Anthony: It’s fundamentally a game-changer. Being able to understand your entire ecosystem is important for a couple of reasons. I like to use a different example for this, namely zombie movies. In a zombie movie, you run into a house and you’re setting up booby traps all around the house. To do so successfully, you have to know where all the doors and windows are. And if you don’t, you’re probably going to have a bad night, right? It’s going to be important for you to say, “Hey, these are the entry points and exit points of this thing that we’re protecting.” One of the things I love about Expanse is you really get that visibility of saying, “Hey, these are all the doors and here are the windows. Hey, by the way, we keep seeing somebody peek through that door. Did you know someone was breaking into your house right under your nose? We can help you fix that.”
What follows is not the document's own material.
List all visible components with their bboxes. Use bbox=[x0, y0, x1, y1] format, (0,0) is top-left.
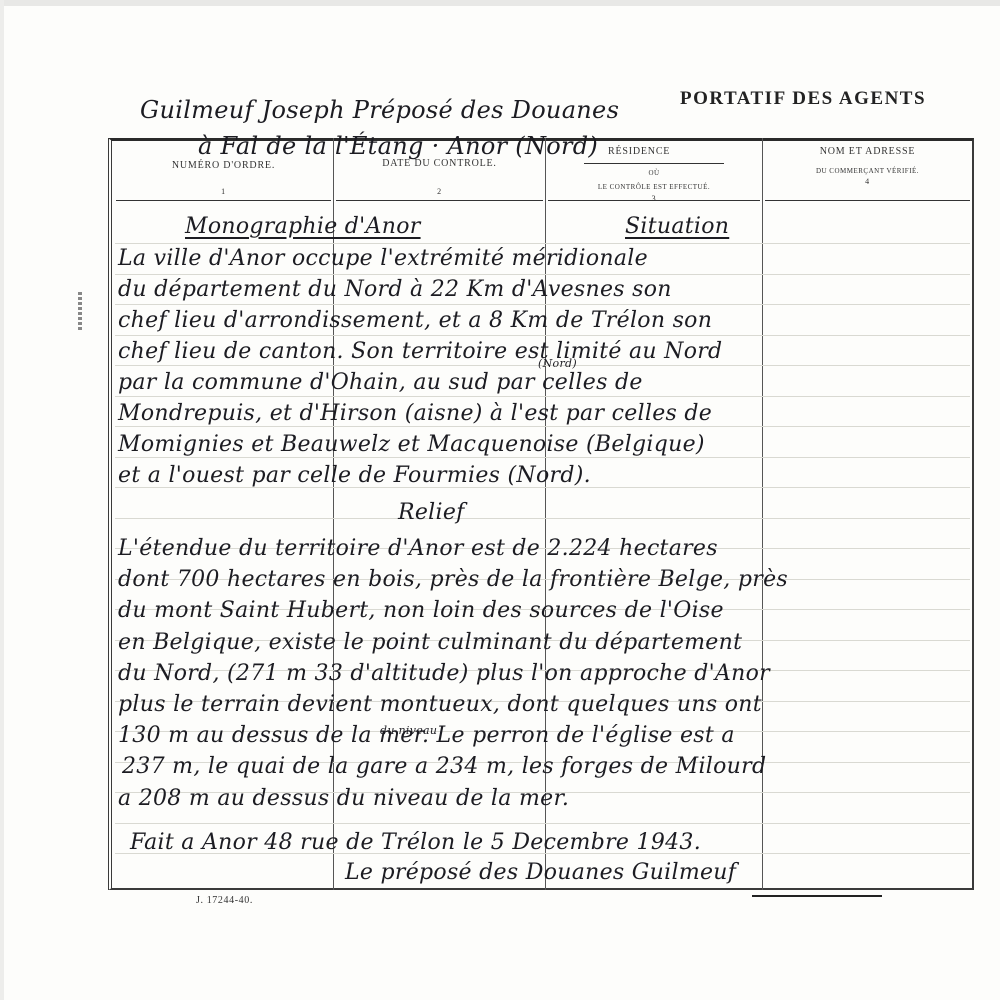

The aspect of complete visibility is similar and very powerful because it enables you to make different decisions. A lot of security organizations will say that they monitor every aspect of the network, but security teams will invest time, money and resources to monitor things that probably aren’t needed on the high priority scale. Full visibility into the asset inventory enables you to apply resources and protection mechanisms where they are needed for most impact.
Sherry: What are some struggles that occur when an organization moves to the cloud?
Anthony: Part of it is making sure that everyone is clear on what the definition of complete is. Without a complete asset inventory, you don’t know what may be left behind or which parts are still struggling. Even more so when an organization acquires or merges with another organization that is in the cloud, making it more difficult to know what parts of that organization are vulnerable or open to bad actors. That’s where comprehensive visibility and solutions like Expanse provide an organization with the ability to know what was left behind and what areas in their network are still exposed.
Sherry: What are the front-burner threats for organizations?
Anthony: One of the largest threats for an organization is the security team not understanding the business of the organization. If that is the case, they’re going to make risk decisions that don’t actually relate to the overall business of the company. In short, they will make the business go slower than it needs to, because of a lack of understanding.
Sherry: Should there be a Sarbanes–Oxley Act for security?
Anthony: There should be some sort of a requirement or minimum standards for service providers that are supporting and providing services to the broader masses. For example, for small to medium businesses that can’t keep up with the complexity of threats, there should be some aspect of legislation or model such as a utility service or the government taking over a certain aspect of security to aid them with the complexity of threats.
Sherry: What is your proudest professional moment?
Anthony: A very proud moment was when I worked with a junior associate who when I came into the organization, I was told she needed to go. The org told me, “This is someone who is not salvageable, you need to find an exit path for her.” Instead, I spent time with her and helped her develop a plan and define what success was, together. I realized that she had a good skill set but she was in the wrong role. Through coaching and mentoring, we put her on a project management path. She is now a successful program manager.
Sherry: What do you like to do outside of work?
Anthony: Outside of work, I am a PC gamer. I’ve had a group of friends for around 13 years that meet up and play different PC games. Beyond that, I really enjoy tinkering with every aspect of technology. I actually spent a couple of years of programming drones before they became commercialized. However, my real R&R is PC gaming.